Another point of interest is the apparent learning curve in using the surgical guide. The results of the implantation (only one) executed by HT showed considerable deviation from the planning (Fig 3). This learning curve is to be expected when using a new surgical tool, and this is in line with previous publications of surgical drilling guides [12, 20]. We recommend applying this technique on phantoms such as temporal bones before applying it in vivo.

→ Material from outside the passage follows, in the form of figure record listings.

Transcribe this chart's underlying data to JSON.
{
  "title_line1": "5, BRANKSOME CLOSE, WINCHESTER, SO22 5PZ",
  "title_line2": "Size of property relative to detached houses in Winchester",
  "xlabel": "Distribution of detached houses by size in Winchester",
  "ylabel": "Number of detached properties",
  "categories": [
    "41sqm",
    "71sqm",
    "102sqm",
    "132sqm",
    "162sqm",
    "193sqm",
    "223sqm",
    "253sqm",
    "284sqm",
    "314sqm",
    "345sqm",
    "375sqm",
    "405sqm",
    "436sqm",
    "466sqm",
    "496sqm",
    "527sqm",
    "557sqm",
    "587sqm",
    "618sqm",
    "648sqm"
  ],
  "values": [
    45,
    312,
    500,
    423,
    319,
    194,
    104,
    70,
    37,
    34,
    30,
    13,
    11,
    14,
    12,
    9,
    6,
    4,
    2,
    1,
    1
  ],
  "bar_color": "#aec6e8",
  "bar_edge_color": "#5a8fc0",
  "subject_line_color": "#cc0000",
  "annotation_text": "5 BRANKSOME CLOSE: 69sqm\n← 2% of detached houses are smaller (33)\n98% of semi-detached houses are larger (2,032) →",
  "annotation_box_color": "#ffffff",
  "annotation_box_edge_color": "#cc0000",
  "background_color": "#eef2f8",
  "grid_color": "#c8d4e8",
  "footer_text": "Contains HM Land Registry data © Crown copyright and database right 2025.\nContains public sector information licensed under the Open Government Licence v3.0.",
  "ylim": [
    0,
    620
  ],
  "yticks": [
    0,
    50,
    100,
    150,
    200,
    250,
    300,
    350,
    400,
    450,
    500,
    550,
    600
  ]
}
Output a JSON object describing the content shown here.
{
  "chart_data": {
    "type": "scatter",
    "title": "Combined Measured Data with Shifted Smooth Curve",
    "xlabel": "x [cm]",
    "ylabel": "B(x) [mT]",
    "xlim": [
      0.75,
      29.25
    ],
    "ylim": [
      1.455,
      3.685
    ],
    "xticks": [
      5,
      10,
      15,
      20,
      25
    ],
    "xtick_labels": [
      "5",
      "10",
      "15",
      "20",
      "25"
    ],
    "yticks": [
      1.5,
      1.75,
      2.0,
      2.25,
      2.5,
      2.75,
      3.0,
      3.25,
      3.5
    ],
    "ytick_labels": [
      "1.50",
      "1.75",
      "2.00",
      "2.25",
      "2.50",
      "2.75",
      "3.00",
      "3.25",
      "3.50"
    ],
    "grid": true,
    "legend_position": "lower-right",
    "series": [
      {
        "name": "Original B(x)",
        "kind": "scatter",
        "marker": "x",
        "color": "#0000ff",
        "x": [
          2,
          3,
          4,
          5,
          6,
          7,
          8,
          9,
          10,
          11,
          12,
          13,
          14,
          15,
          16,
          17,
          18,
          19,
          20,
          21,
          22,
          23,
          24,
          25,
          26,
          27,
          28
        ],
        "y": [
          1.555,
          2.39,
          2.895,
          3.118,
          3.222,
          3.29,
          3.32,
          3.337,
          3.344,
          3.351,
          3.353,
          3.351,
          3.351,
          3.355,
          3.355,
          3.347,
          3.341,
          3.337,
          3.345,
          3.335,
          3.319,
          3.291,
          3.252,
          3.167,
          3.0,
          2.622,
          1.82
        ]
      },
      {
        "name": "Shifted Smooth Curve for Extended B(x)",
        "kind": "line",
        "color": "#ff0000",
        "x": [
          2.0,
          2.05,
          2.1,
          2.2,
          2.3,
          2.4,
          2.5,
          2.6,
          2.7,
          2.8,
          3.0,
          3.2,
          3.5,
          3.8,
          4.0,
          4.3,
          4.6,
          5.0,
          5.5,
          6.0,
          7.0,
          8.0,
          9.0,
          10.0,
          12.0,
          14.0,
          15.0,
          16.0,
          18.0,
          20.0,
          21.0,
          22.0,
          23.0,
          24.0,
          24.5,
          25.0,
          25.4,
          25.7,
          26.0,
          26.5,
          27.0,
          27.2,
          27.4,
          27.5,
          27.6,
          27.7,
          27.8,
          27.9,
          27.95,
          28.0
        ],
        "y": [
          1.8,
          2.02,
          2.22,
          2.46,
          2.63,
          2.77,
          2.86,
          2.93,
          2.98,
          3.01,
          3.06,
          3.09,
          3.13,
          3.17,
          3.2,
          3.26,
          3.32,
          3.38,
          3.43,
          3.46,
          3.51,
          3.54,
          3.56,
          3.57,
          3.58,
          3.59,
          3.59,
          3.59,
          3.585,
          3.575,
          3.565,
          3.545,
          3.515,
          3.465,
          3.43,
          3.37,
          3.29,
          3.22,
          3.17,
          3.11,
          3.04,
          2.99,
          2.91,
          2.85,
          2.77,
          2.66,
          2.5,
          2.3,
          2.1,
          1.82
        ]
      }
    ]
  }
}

An important factor that influences accuracy of placement is drilling direction. The surgical tool developed in this study guides the external outline of the bony bed, but it does not guide the direction of the drilling, nor the depth of the bony bed. Due to the fact that the posterior side of the CI (in cases of MedEl, Advanced Bionics and Cochlear, the magnet is situated posteriorly) is not embedded in the skull, the depth of the bony bed is only related to the anterior side of the implant and available cortex thickness. The electrode lead exit also influences the antero-inferior aspect and shape of the bed. Despite these factors influencing the procedure, the translational deviation results of X-translation were satisfactory and evenly distributed between the different implantees, thus we do not expect problems when implementing this method in clinical practice. In this study we used simple guide designs, tested the templates under conditions as close to reality as possible and adhered to a pragmatic accuracy threshold. Satisfactory results were not achieved within the preset limits in all specimens, which is to be expected in a feasibility and pilot study. We identified the potential problems using this tool such as the surgical learning curve as well as the importance of the implant-bone surface contact area, and adapted the design while maintaining a minimally invasive approach. One additional detail is the shape of the retroauricular incision. This should be as minimal invasive as possible (taking into account: scar, pain sensation, esthetics, postoperative morbidity, possible skin related complications) though provide enough space and exposition for adequately drilling a bony well. Therefore in this study a S-shaped “à minima” cut (Lazy S) is applied. It might be discussed whether a C-shaped incision could be opted for (a viable alternative frequently adopted by CI surgeons), however in our experience it does provide insufficient exposure in that region whilst in the same time enough visibility for mastoidectomy and posterior tympanotomy. The optimal skin incision should therefore be included as an objective during future research on this challenging and underestimated topic.

Conclusion

In this study we developed and tested the first 3D-printed, (patient- and CI model) specific drilling guide. The surgical guide performed well in translational accuracy, and showed more heterogeneity in rotational accuracy. We therefore consider the surgical guide developed in this feasibility study helpful and confirm its potential to increase positioning accuracy in unilateral and bilateral cochlear implantations. The next step for the development and evaluation of this surgical guide will be to evaluate the method in clinical practice.

Supporting information

Acknowledgments

We would like to thank the 3D Face Lab of the Department of Oral and Maxillofacial Surgery at the UMC Utrecht for technical advice and support, and the Department of Anatomy at the UMC Utrecht for supporting this research.